The Grand Campaign is the largest in scope of all the gameplay modes, and offers the most strategy. It combines all three sector campaigns into a single campaign, depicting the events of Operation Market Garden starting from September 17, 1944. The ultimate objective is Arnhem, particularly the road bridge.

At the end of each day, both players must choose a sector to supply (other sectors will also be supplied, but not as much). German forces can receive supplies by land at any time, while Allied forces can only be resupplied by land in areas which XXX Corps has already relieved. Additionally, the Allied player can also airdrop supplies into any sector (unless the Germans control the landing zones).

Victory is determined based on how fast XXX Corps reaches Arnhem (or if they even arrive at all), and how much ground 1st Airborne has managed to hold when reinforcements arrive.

==Development==
Following an unofficial report on March 8, 1997, Close Combat: A Bridge Too Far was announced by publisher Microsoft and developer Atomic Games on March 11. The original Close Combat was among Microsoft's "most successful titles" by that point, according to Next Generation, and the sequel was "expected to not depart from the original to drastically". Earlier in the year, there had been speculation within the game industry that Atomic would be hired by Avalon Hill to develop Computer Squad Leader, a project ultimately delegated to Big Time Software in January 1997. Like its predecessor, A Bridge Too Far was published by Microsoft on a "title to title" basis; the company held no stake in Atomic.

In mid-March, Microsoft announced its planned computer game releases for 1997, which included A Bridge Too Far.

==Critical reception==

Like its predecessor, A Bridge Too Far achieved worldwide sales of roughly 200,000 units by February 1999. Atomic Games' head Keith Zabalaoui said that the first two Close Combat titles each outsold the company's earlier games by around ten to one. Before the release of Close Combat III, he described A Bridge Too Far as the company's "most successful game yet".

Macworlds Michael Gowan wrote that A Bridge Too Far "boils down the complexity of battle into a fairly intuitive interface". He summarized it as "a solid campaign game".

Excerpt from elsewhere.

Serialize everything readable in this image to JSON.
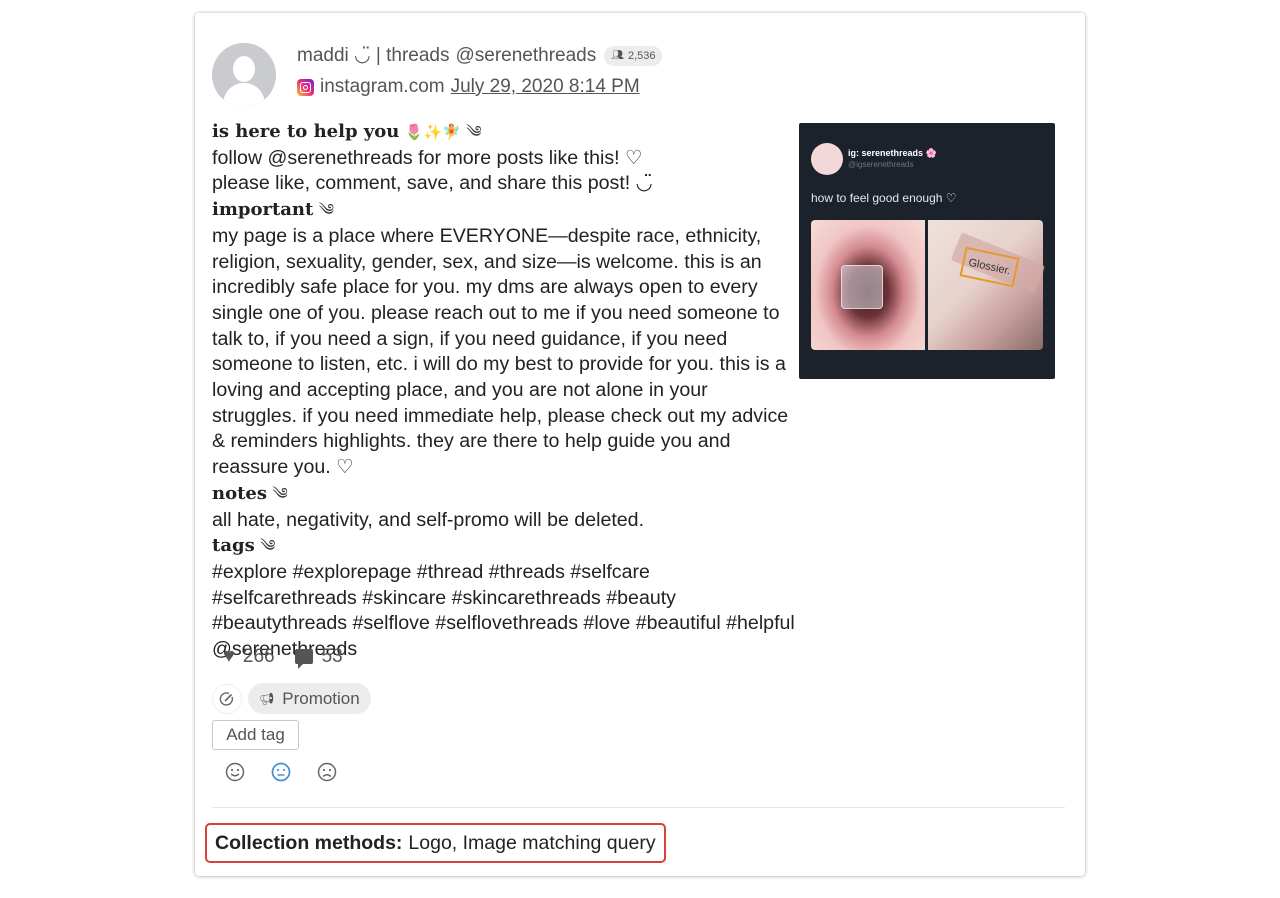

Next Generation reviewed the Macintosh version of the game, rating it three stars out of five, and stated that "Although not a perfect game, Close Combat: A Bridge Too Far fills the gap between the classic WWII strategy of titles like V for Victory and the current Command & Conquer knockoffs. If replaying history battles appeals to you, A Bridge Too Far is the game to play."

Review scores
| Publication | Score |
|---|---|
| Computer Gaming World | 4.5/5 |
| Next Generation | 3/5 |
| PC Gamer (UK) | 86% |
| PC Gamer (US) | 88% |
| PC Zone | 88/100 |
| Macworld | 3.5/5 |
| Computer Games Strategy Plus | 4.5/5 |

===Awards===
Notable awards received by this game include: coming seventh in GameSpy's "Top Ten Real-Time Strategy Games of All Time", editor's choice from PC Gamer, and runner up as the best wargame of the year, by PC Gamer. A Bridge Too Far was a runner-up for Computer Gaming Worlds 1997 "Wargame Game of the Year" award, which ultimately went to Sid Meier's Gettysburg! The editors wrote that A Bridge Too Far is "improved in every way over Atomic's original Close Combat." It was also a finalist for GameSpots 1997 "Best Wargame" award, which again went to Gettysburg! The editors wrote, "A Bridge Too Far packs much more depth and challenge than your typical real-time strategy game and has quickly become the definitive standard in military simulation." Similarly, the Computer Game Developers Conference nominated A Bridge Too Far for its "Best Strategy/Wargame" Spotlight Award, but this went ultimately to Myth: The Fallen Lords. CNET Gamecenter likewise nominated it in the "Strategy/War" category, but gave the award to Age of Empires.

In 1998, PC Gamer US declared A Bridge Too Far the 43rd-best computer game ever released, and the editors called it "the Saving Private Ryan of wargaming." In 2011, Atomic magazine included the game on their list of best historical strategy games.